Others, like Michael Morley, have pushed back, arguing that granting First Amendment protections to video games even ones that simulate violence is essential, as these games don’t typically meet the legal threshold for expressive conduct that incites real-world action.

Meanwhile, legal writing from Ben West highlighted growing public concerns about video game addiction and speculated whether shifting attitudes might eventually lead courts to reconsider these issues, especially in light of cases like Smallwood v. NCsoft, which involved claims over addiction and emotional distress from online gaming.

== Significance ==
The dismissal of Wilson v. Midway Games, Inc. restarted the legal precedent that video games, like books or films, are protected forms of expression under the First Amendment. It also reinforced the idea that interactive content does not meet the definition of a “product” under traditional product liability frameworks.
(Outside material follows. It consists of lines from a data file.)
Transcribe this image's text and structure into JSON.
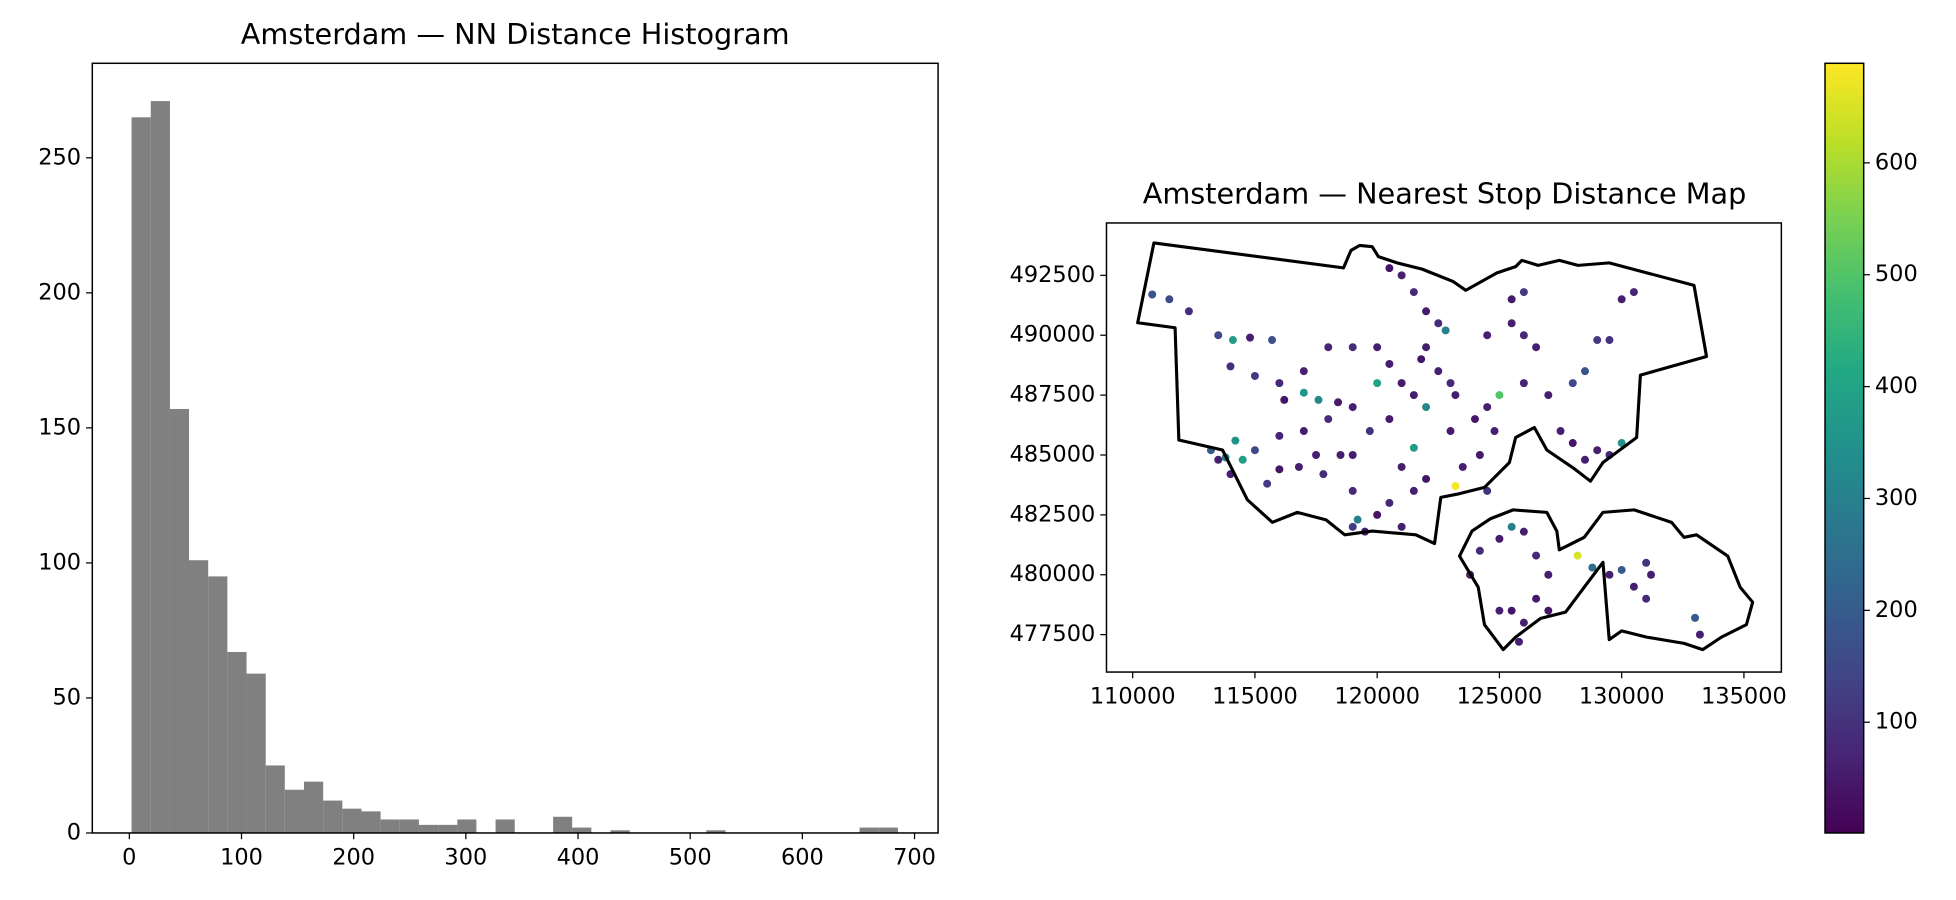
{
  "chart_data": [
    {
      "type": "histogram",
      "title": "Amsterdam — NN Distance Histogram",
      "color": "#808080",
      "bins": [
        2.0,
        19.1,
        36.2,
        53.2,
        70.3,
        87.4,
        104.5,
        121.6,
        138.6,
        155.7,
        172.8,
        189.9,
        207.0,
        224.0,
        241.1,
        258.2,
        275.3,
        292.4,
        309.4,
        326.5,
        343.6,
        360.7,
        377.8,
        394.8,
        411.9,
        429.0,
        446.1,
        463.2,
        480.2,
        497.3,
        514.4,
        531.5,
        548.6,
        565.6,
        582.7,
        599.8,
        616.9,
        634.0,
        651.0,
        668.1,
        685.2
      ],
      "values": [
        265,
        271,
        157,
        101,
        95,
        67,
        59,
        25,
        16,
        19,
        12,
        9,
        8,
        5,
        5,
        3,
        3,
        5,
        0,
        5,
        0,
        0,
        6,
        2,
        0,
        1,
        0,
        0,
        0,
        0,
        1,
        0,
        0,
        0,
        0,
        0,
        0,
        0,
        2,
        2
      ],
      "xlim": [
        -33,
        721
      ],
      "ylim": [
        0,
        285
      ],
      "xticks": [
        0,
        100,
        200,
        300,
        400,
        500,
        600,
        700
      ],
      "yticks": [
        0,
        50,
        100,
        150,
        200,
        250
      ]
    },
    {
      "type": "scatter",
      "title": "Amsterdam — Nearest Stop Distance Map",
      "colormap": "viridis",
      "x": [
        110800,
        111500,
        112300,
        113500,
        114100,
        114800,
        115700,
        114000,
        115000,
        116000,
        117000,
        118000,
        119000,
        120000,
        113200,
        113800,
        114200,
        114500,
        115000,
        116000,
        117000,
        118000,
        116200,
        117000,
        117600,
        118400,
        119000,
        119000,
        119000,
        119000,
        119200,
        119500,
        120000,
        120500,
        121000,
        120000,
        120500,
        121000,
        121500,
        122000,
        121500,
        121000,
        122000,
        121500,
        120500,
        121000,
        121500,
        122000,
        122500,
        122800,
        122000,
        121800,
        122500,
        123000,
        123200,
        123000,
        124000,
        124500,
        125000,
        124800,
        124200,
        123500,
        123200,
        124500,
        125500,
        126000,
        126500,
        126000,
        125500,
        126000,
        124500,
        127000,
        128000,
        128500,
        129000,
        129500,
        130000,
        130500,
        127500,
        128000,
        129000,
        129500,
        130000,
        128500,
        120500,
        119700,
        118500,
        117500,
        117800,
        116800,
        116000,
        115500,
        114000,
        113500,
        123800,
        124200,
        125000,
        125500,
        126000,
        126500,
        127000,
        126500,
        125500,
        125000,
        126000,
        125800,
        127000,
        128200,
        128800,
        129500,
        130000,
        130500,
        131000,
        131200,
        131000,
        133000,
        133200
      ],
      "y": [
        491700,
        491500,
        491000,
        490000,
        489800,
        489900,
        489800,
        488700,
        488300,
        488000,
        488500,
        489500,
        489500,
        489500,
        485200,
        484900,
        485600,
        484800,
        485200,
        485800,
        486000,
        486500,
        487300,
        487600,
        487300,
        487200,
        487000,
        485000,
        483500,
        482000,
        482300,
        481800,
        482500,
        483000,
        482000,
        488000,
        488800,
        488000,
        487500,
        487000,
        485300,
        484500,
        484000,
        483500,
        492800,
        492500,
        491800,
        491000,
        490500,
        490200,
        489500,
        489000,
        488500,
        488000,
        487500,
        486000,
        486500,
        487000,
        487500,
        486000,
        485000,
        484500,
        483700,
        483500,
        490500,
        490000,
        489500,
        488000,
        491500,
        491800,
        490000,
        487500,
        488000,
        488500,
        489800,
        489800,
        491500,
        491800,
        486000,
        485500,
        485200,
        485000,
        485500,
        484800,
        486500,
        486000,
        485000,
        485000,
        484200,
        484500,
        484400,
        483800,
        484200,
        484800,
        480000,
        481000,
        481500,
        482000,
        481800,
        480800,
        480000,
        479000,
        478500,
        478500,
        478000,
        477200,
        478500,
        480800,
        480300,
        480000,
        480200,
        479500,
        480500,
        480000,
        479000,
        478200,
        477500
      ],
      "values": [
        180,
        160,
        90,
        150,
        380,
        60,
        170,
        90,
        120,
        80,
        60,
        70,
        90,
        60,
        200,
        300,
        350,
        380,
        150,
        70,
        60,
        80,
        40,
        360,
        320,
        50,
        60,
        60,
        80,
        120,
        300,
        60,
        40,
        80,
        60,
        400,
        60,
        50,
        60,
        320,
        380,
        60,
        40,
        60,
        40,
        60,
        80,
        50,
        90,
        300,
        60,
        40,
        60,
        80,
        60,
        50,
        40,
        60,
        500,
        60,
        50,
        60,
        680,
        100,
        60,
        80,
        60,
        70,
        50,
        120,
        60,
        60,
        150,
        180,
        120,
        100,
        60,
        70,
        60,
        40,
        60,
        80,
        350,
        60,
        50,
        100,
        60,
        60,
        90,
        60,
        40,
        120,
        60,
        60,
        60,
        90,
        50,
        300,
        60,
        80,
        60,
        50,
        40,
        60,
        60,
        60,
        40,
        650,
        250,
        60,
        200,
        60,
        100,
        60,
        80,
        200,
        60
      ],
      "xlim": [
        108929,
        136531
      ],
      "ylim": [
        475938,
        494687
      ],
      "xticks": [
        110000,
        115000,
        120000,
        125000,
        130000,
        135000
      ],
      "yticks": [
        477500,
        480000,
        482500,
        485000,
        487500,
        490000,
        492500
      ],
      "clim": [
        1,
        689
      ],
      "cticks": [
        100,
        200,
        300,
        400,
        500,
        600
      ]
    }
  ]
}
This case became part of a larger body of law that protects video game developers from being held liable for violent or criminal behavior said to have been inspired by gameplay. It has been cited in later cases involving media violence and product liability, including James v. Meow Media, Sanders v. Acclaim Entertainment, and Smallwood v. NCsoft.

From a broader perspective, the case represents an early and highly publicized attempt to hold the gaming industry accountable for its content in terms of inciting and influencing the youth to be more violent, a debate that continues today as games become more realistic, immersive and stimulating.